Tutorial 3: Reduce Operator

In this tutorial, you will write a simple reduction operator using Compass DSL. You will learn about:

The basic builtin of max, vrpmax
How to write a max-reduction operator with 1D data
How to write a max-reduction operator with 2D data (alone row axis)

Basic Built-in

Before we write the reduction operator, let’s look at some basic built-in about the max operator.

max: compute the elementwise maximum of two vectors

    x: 1 2 3 4 5 6 7 8
    y: 5 5 5 5 5 5 5 5

  out = S.max(x, y)
  out: 5 5 5 5 5 6 7 8

vrpmax: compute the reduction maximum value of the vector

    x: 10 20 3 4 5 6 7 8

  out = S.vrpmax(x)
  out: 20 0 0 0 0 0 0 0

For addtional information, you can refer to vadd, vrpadd.

Writing a Max Reduction Operator with 1-Dimensional Data

We want to write a reduction operation to find the maximum element in a 1-Dimension array.

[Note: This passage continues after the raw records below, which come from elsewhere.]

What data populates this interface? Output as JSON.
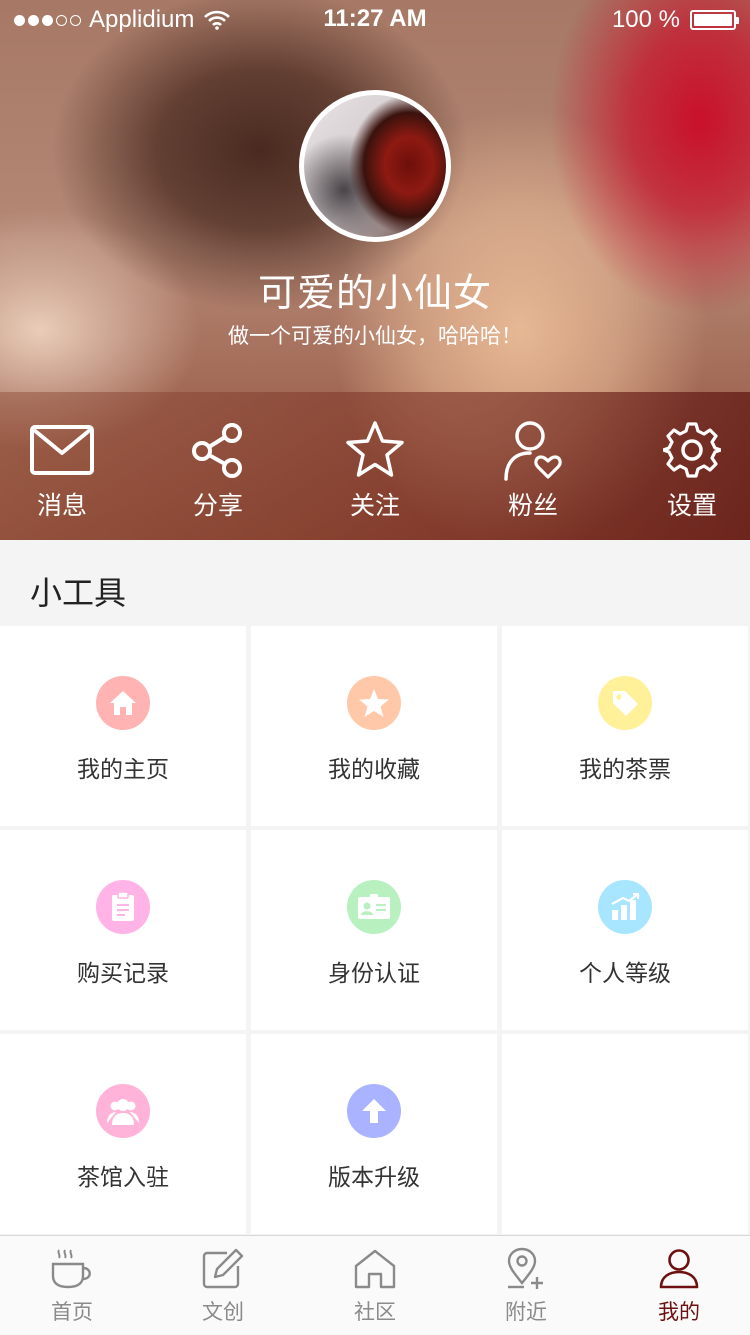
{
  "status_bar": {
    "carrier": "Applidium",
    "time": "11:27 AM",
    "battery": "100 %"
  },
  "profile": {
    "name": "可爱的小仙女",
    "bio": "做一个可爱的小仙女，哈哈哈！"
  },
  "actions": [
    {
      "label": "消息",
      "icon": "mail-icon"
    },
    {
      "label": "分享",
      "icon": "share-icon"
    },
    {
      "label": "关注",
      "icon": "star-icon"
    },
    {
      "label": "粉丝",
      "icon": "follower-heart-icon"
    },
    {
      "label": "设置",
      "icon": "gear-icon"
    }
  ],
  "tools": {
    "title": "小工具",
    "items": [
      {
        "label": "我的主页",
        "icon": "home-icon",
        "color": "#ffb3b3"
      },
      {
        "label": "我的收藏",
        "icon": "star-icon",
        "color": "#ffc8a8"
      },
      {
        "label": "我的茶票",
        "icon": "tag-icon",
        "color": "#fff09a"
      },
      {
        "label": "购买记录",
        "icon": "clipboard-icon",
        "color": "#ffb3e6"
      },
      {
        "label": "身份认证",
        "icon": "id-card-icon",
        "color": "#b8f0c0"
      },
      {
        "label": "个人等级",
        "icon": "chart-icon",
        "color": "#a8e6ff"
      },
      {
        "label": "茶馆入驻",
        "icon": "people-icon",
        "color": "#ffb3d9"
      },
      {
        "label": "版本升级",
        "icon": "upload-arrow-icon",
        "color": "#aab3ff"
      }
    ]
  },
  "tabs": [
    {
      "label": "首页",
      "icon": "tea-cup-icon",
      "active": false
    },
    {
      "label": "文创",
      "icon": "edit-icon",
      "active": false
    },
    {
      "label": "社区",
      "icon": "house-icon",
      "active": false
    },
    {
      "label": "附近",
      "icon": "location-add-icon",
      "active": false
    },
    {
      "label": "我的",
      "icon": "user-icon",
      "active": true
    }
  ],
  "colors": {
    "active_tab": "#6e1010",
    "inactive_tab": "#8a8a8a"
  }
}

First, we need to consider the basic logic of how a reduction operates. Here is a conceptual pseudocode for a 1D max reduction:

def max_reduction_1d(input):
    max_val = input[0]
    for value in input:
        max_val = maximum(max_val, value)
    return max_val

If we want to implement this with vector built-in, we can use max and vrpmax. The basic idea is:

Convert the loop_n into n//VEC_LEN, for each loop, perform the vector maximum operation using max.
Use vrpmax to compute the reductional maximum value of the vector computed by the previous step.

Here is the kernel code:

dtype = "uint32"
n = 8 * 4

@S.prim_func
def max_reduction_1d(a: S.ptr(dtype, "global"), b: S.ptr(dtype, "global")):
    v_max = S.uint32x8(0)  # for uint, init v_max with 0
    for vi in range(n // 8):
        va = S.vload(a + vi * 8)
        v_max = S.max(v_max, va)
    v_max = S.vrpmax(v_max)
    b[0] = v_max[0]

Writing a Max Reduction Operator with 2-Dimensional Data (Alone Row Axis)

In this section, we want to compute the maximum along the rows of a 2D array:

input: [batch, n]
output: [batch]

Here is a conceptual pseudocode for a 2D max reduction along rows:

def max_reduction_2d(input):
    result = []
    for row in input:
        max_val = row[0]
        for value in row:
            max_val = maximum(max_val, value)
        result.append(max_val)
    return result

In this case, we can split the batch dimensions into NUM_TEC parts, and for each TEC, reuse the 1-Dimension logic.

Here is the kernel code:

batch = 8
NUM_TEC = 4
each_tec_batch = batch // NUM_TEC

@S.prim_func
def max_reduction_2d(a: S.ptr(dtype, "global"), b: S.ptr(dtype, "global")):
    # a [batch,n]
    # b [batch]
    for ti in S.tec_range(0, NUM_TEC):
        for loop_t in range(each_tec_batch):
            off_batch = ti * each_tec_batch + loop_t
            # 1d-max reduction
            v_max = S.uint32x8(0)
            for vi in range(n // 8):
                va = S.vload(a + off_batch * n + vi * 8)
                v_max = S.max(v_max, va)
            v_max = S.vrpmax(v_max)
            # store output
            b[off_batch] = v_max[0]

Complete Code

You can find the sample code in PYTHON_PACKAGE_PATH/tvm/aipu/samples/dsl/tutorial_3_reduce_op.py. The placeholder PYTHON_PACKAGE_PATH represents the location where you install the Compass DSL Python package, in general, it will be something like ~/.local/lib/python3.8/site-packages.